A Lava Jato, em relação ao Lula, tinha um único projeto: tirar o Lula da disputa eleitoral. Não teve outra finalidade. A finalidade era concluir: o Lula não pode ser candidato porque se ele for candidato ele ganha às eleições, e ganharia no primeiro turno. Isso era consenso. Então se juntou a mídia, parte do Ministério Público Federal, parte do Judiciário e os grandes empresários e determinaram o que está acontecendo. Eu soube de um comentário procedente que os militares teriam dito: nós não aguentamos mais um mandato do PT, mais um mandato de Lula. Então havia também, muito provavelmente, um comando militar para ao impedimento de uma candidatura de Lula. E só tinha uma saída: prendê-lo, porque, estando preso, ele estaria fora da disputa. Todas as acusações que são feitas contra ele, não têm absolutamente nenhum fundamento. O ex-juiz Sérgio Moro fala em fundamentos indeterminados, imprevisíveis. Como é que alguém pode ser condenado por fundamentos indeterminados?

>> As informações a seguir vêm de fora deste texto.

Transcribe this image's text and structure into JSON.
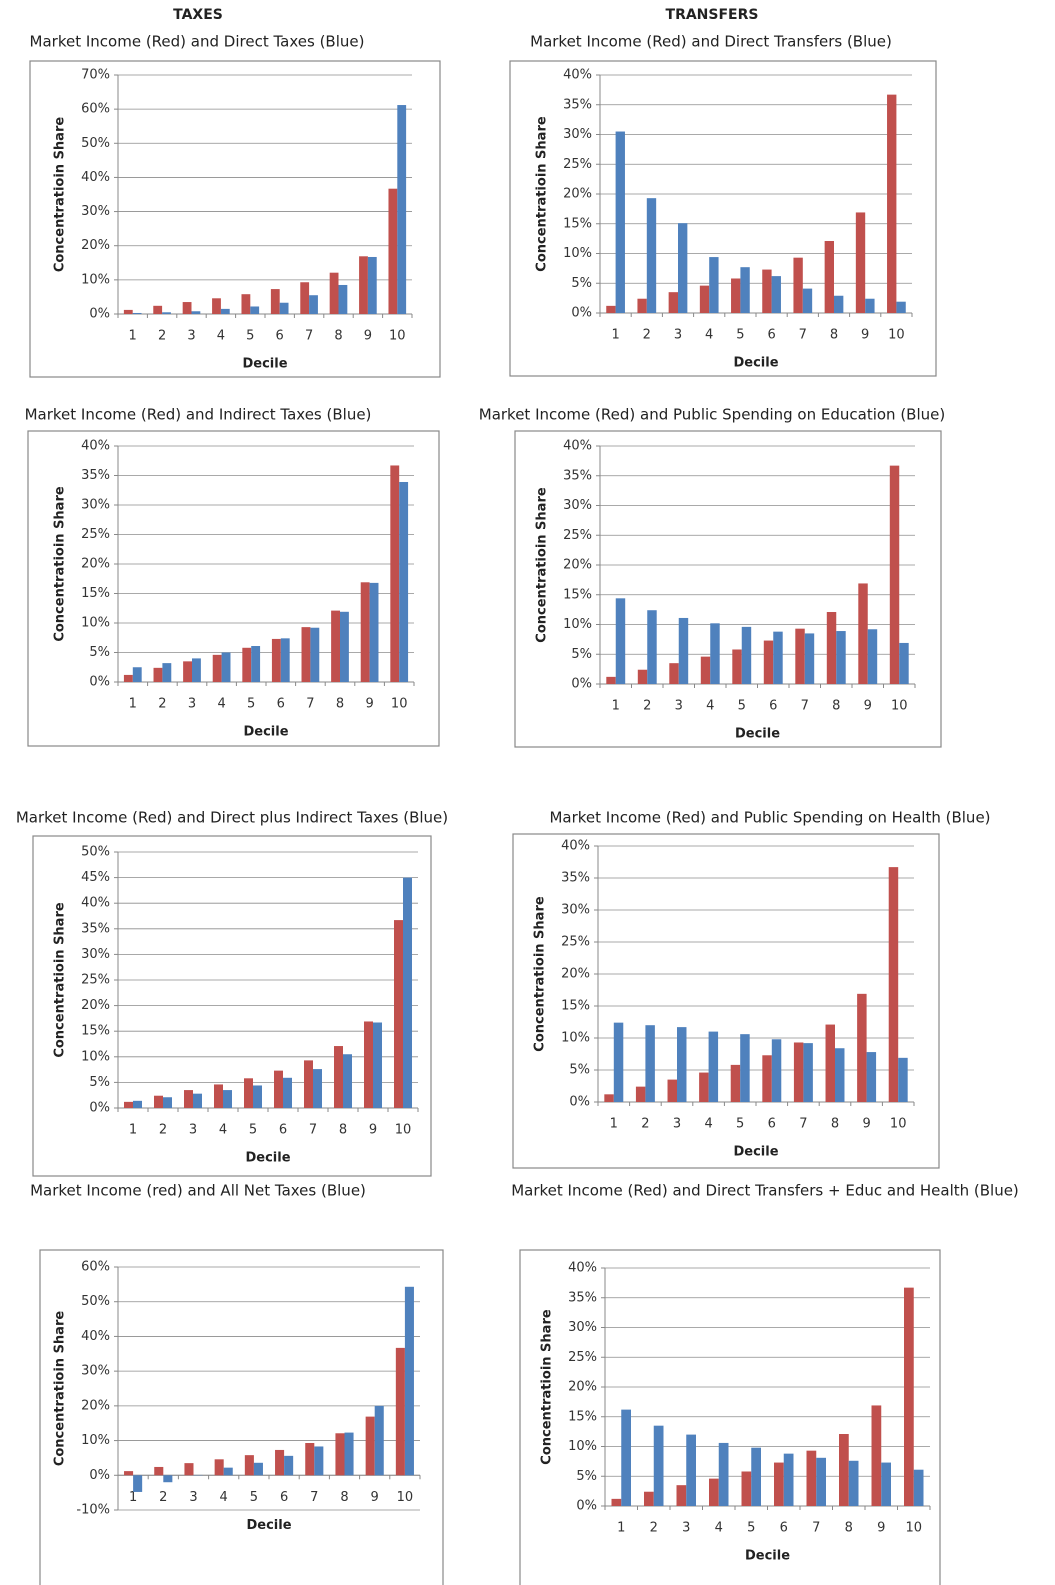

Você acha que o Lula morre na cadeia?

Não, ele sai vivo de lá. Ele não só sai como vai ser libertado nos braços do povo. O objetivo da classe dominante já foi adquirido: eles não queriam que o Lula concorresse, ele não concorreu e ganhou o Bolsonaro. Deixa o Bolsonaro governar, mas o Lula volta e vai voltar mais forte.

Você acha que ele volta para a política, que novamente terá mandatos?

Com certeza. Nós vamos trabalhar para que o Lula, libertado da cadeia, retome os seus direitos políticos e venha colocar novamente seu nome na disputa pela presidência da República e certamente ganhará de novo.

Como é que você recebeu a orientação do presidente Jair Bolsonaro de que o movimento de março e abril de 1964 é algo que tem que ser comemorado?

Vejo isso como algo completamente inapropriado. Comemorar o quê? Prisões, torturas, degredos, corrupção… Comemorar essa data é desvirtuar a história. Nós, os brasileiros, não temos nada a comemorar nesta data.  O movimento de 64 foi um movimento militar violento, de ruptura com a normalidade democrática. Aliás, em outros países, quando determinadas pessoas tocam nesse tipo de assunto, eles são imediatamente punidas por lei. Este é um episódio triste da vida brasileira e de triste memória da vida nacional.